Excerpt
The development of depleted uranium as an armor penetrator and its subsequent use in armed conflicts has prompted calls to ban its use. The reasons cited are claims of wholesale radioactive contamination of combat zones and poisoning of combatants. Combatants are allegedly poisoned as the result of inhalation of uranium particles and wounding with depleted uranium fragments. While these claims are grossly exaggerated, they are based on fact. The interpretation of the facts requires perspective.
A major objective of NCRP Report No. 156 was to develop a perspective as regards depleted uranium wounds through a description of the physiological process the body undergoes when a solid, foreign object is introduced somewhere below the skin.
The report is a comprehensive review of both animal experiments in which radioactive material is injected below the skin and reports of human radioactive wounds. The reviewed data (mainly animal) were used to model radioactive material movement and excretion. The modeling effort involved the fitting of multiple parameters; some parameters describe the sequestering of foreign material within the body. Two sequestering compartments (parameters) are CIS (colloid and intermediate state) and PABS (particles, aggregates and bound state). It would have been easy to fit a multi-parameter model with the unknowns X1, X2 …, Xn, but the authors rightly chose to be descriptive, to provide the user interpretive concepts, and provide future researchers a basis for comparison and verification.

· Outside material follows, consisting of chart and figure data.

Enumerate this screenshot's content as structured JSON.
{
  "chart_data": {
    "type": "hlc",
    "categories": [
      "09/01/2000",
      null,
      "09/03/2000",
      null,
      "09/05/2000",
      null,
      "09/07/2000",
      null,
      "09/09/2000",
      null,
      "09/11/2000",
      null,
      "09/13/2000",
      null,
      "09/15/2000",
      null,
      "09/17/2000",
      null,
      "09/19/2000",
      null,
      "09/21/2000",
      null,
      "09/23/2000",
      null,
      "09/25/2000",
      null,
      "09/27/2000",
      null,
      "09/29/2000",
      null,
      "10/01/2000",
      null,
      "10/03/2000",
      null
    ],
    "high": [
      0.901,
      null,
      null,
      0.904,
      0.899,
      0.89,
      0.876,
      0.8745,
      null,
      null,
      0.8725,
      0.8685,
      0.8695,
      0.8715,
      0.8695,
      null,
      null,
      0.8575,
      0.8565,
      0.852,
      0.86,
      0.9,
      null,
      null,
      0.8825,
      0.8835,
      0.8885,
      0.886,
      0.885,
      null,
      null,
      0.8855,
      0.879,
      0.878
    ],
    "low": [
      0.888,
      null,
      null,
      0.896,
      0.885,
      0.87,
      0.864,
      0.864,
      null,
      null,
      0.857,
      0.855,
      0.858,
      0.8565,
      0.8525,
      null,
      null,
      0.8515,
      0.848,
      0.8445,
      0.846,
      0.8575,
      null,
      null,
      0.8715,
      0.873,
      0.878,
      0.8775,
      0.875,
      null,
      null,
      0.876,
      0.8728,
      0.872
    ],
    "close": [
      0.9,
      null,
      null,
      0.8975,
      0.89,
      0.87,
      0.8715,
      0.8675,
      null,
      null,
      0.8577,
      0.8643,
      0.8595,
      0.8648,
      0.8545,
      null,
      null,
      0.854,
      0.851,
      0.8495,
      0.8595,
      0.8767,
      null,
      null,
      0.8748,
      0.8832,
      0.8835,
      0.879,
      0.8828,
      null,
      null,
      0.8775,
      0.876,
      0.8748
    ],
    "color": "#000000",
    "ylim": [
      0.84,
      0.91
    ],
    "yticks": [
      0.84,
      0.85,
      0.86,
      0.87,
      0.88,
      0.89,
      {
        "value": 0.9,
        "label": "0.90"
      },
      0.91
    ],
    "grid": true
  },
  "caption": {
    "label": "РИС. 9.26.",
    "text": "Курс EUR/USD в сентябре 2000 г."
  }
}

One weakness noted by this reviewer is that the chapter titled “Skin Biology” seems inappropriately named; it covers much more. The chapter is also poorly organized. In addition, although the report provides very useful information on wound assessment and dosimetry, no procedure for this process is described. Instead, an approach to assessment and dosimetry is presented. A single procedure for wound assessment is not possible because there are many possible ways of wounding and many locations for wounds. Further, because the human data are sparse, and the animal data are weak and contradictory, there are too many caveats to describe a reliable procedure that would produce consistently accurate results.
This report is an important reference for the bookshelf of any health physicist or medical researcher, but it is far from the last word. The authors have provided an excellent beginning and are to be congratulated for their efforts; however, there is much research that must be done on wounding with material contaminating the wound.